He soon noticed, granted, after quite a bit of confused scanning, some sort of riot going on in the town, apparent from the soft orange pixie lights flickering in the distance, as well as several groups of people carrying weapons and more torches to the location. Still not satisfied he jogged down the hill and joined them, receiving no decent answers whenever he asked a question.
The yelling became unbearable as they entered the palace area, but still he persisted, and when he got the opportunity, he slunk to the side of a boy in his late teens.
"Excuse me," shouted he, over the scattered, deafening rawrs, "what on Earth is going on here?"
"We're going to overthrow the patrician!" He screamed at the top of his lungs, though it seemed to be meant as a release of thoughtless adolescent excitement rather than a legitimate answer, and he received a few cheers as a result.
Samual watched as the head knight, with a sword at his side, and several advisors stepped out of the gates, immediately rocks were thrown, even sending one of them slamming to dirt, his head jamming against a rock, and then he lay still.
Samual stared, his eyes growing wide and shaky. He thought back to all the macabre homes he had been to, all of their pain and confusion, and Alastair's, and his, and then he turned to the man with the hunting bow, and ran.
Without bothering to explain, he grabbed several arrows from the quiver while the man was shooting, and dashed, then slid like a sports player, to a pile of rotting corpses. He jabbed the arrows into them, and... oh yes, he should pray, for Alastair, at least. 'Oh Heavenly Spirit, and the good men whom I will never know,' and back across the market he ran.
'May you have loved ones who will grieve,' he handed him the arrows with a shrug, 'may you have sins that will be forgiven,' the man aimed his bow, 'may you look back and remember joy in your short life,' it hit someone stepping out the gate in the centre of his chest. 'Amen.'
Triumphantly, he skipped all the way back to the village, far more excited than he should have been, but all that ceased when he reached the base of the hill, to find Alastair rushing down it towards him, awkwardly trying to place his mask on properly as he went.
"Samual," he hugged him, then pulled him away, "where in God's name were you? Please don't scare me like that," he then took another step back and frowned, "why are you covered in blood? And for goodness sake, where is your mask? What were you even doing over there?"
Samual looked down and dragged his feet around the dirt the way only a guilty child can, "there was a protest happening outside the palace."
"Yes, based on the yells and torch light, I assumed so, but don't tell me you actually attended it."
"Well... yeah, I was curious, so I decided to head over there. Actually, I even stabbed a corpse with an arrow, and there was this guy with a bow, and he hit one of the nobles at the gate with it."
Alastair's eyes widened until they were almost bigger than the lenses on his mask, and he stared gaping, for practically a minute, "you what?"
"Uh," Samual didn't know if he was happy or disappointed, "yeah."
"What were you thinking, boy? Don't you know how flawed those people's logic is, and how irresponsible they're being?" He pointed his finger stiffly up the hill, "come inside, now."

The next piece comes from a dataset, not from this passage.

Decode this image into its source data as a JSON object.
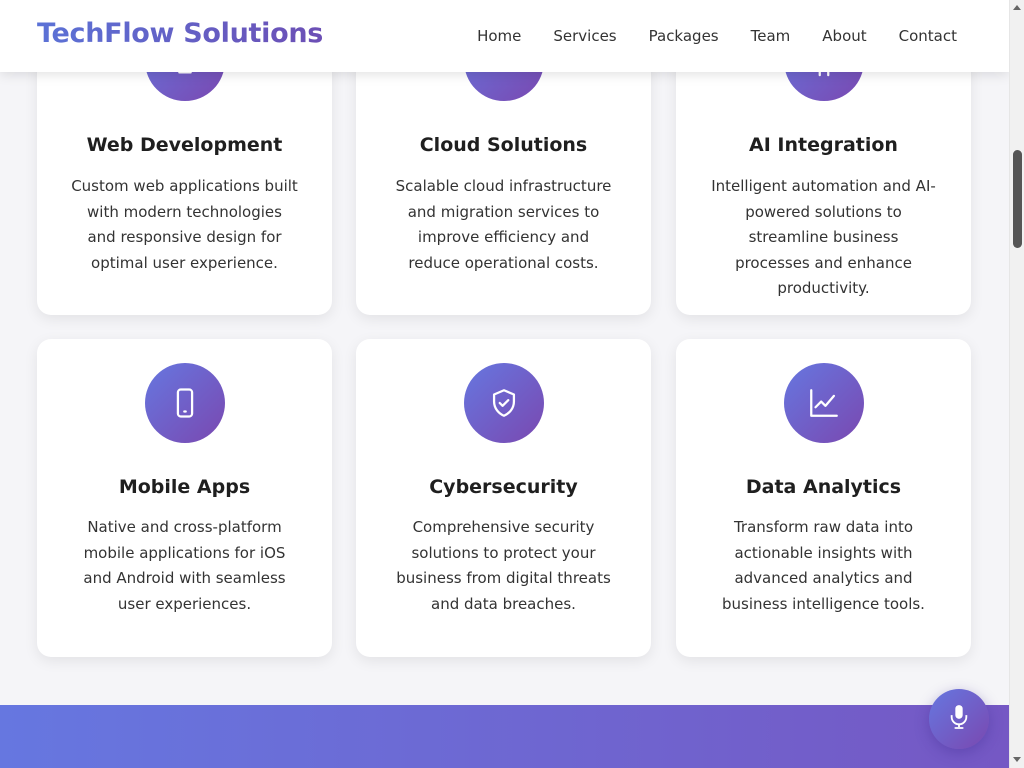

Silently, he followed him into the house, and a long lecture on the ridiculous theories surrounding the street violence he had just witnessed soon followed. Near the end, it began to sound less like a scoulding, and more like Alastair was just talking to himself, perhaps hoping his unbearably bored child was still paying attention, "
and of course these people always think they aren't afraid to die until they wake up coughing the next day, why, half the time they don't even have the plague, they just caught cold from running around at night. Honestly, there's a reason why you don't often see people running around at night."
That was around where Samual stopped paying attention, though, he supposed his mentor had a point, and he would see it more clearly the next day.
YOU ARE READING
Holes in The History of The Universe
Narrativa StoricaSamual 'Derek' O'Dally is a Scottish bully with little respect for much, including his patriotic Scottish family. Until the day a seemingly, but not quite random error in the universe forces him back in time, where he ends up in the care and appren...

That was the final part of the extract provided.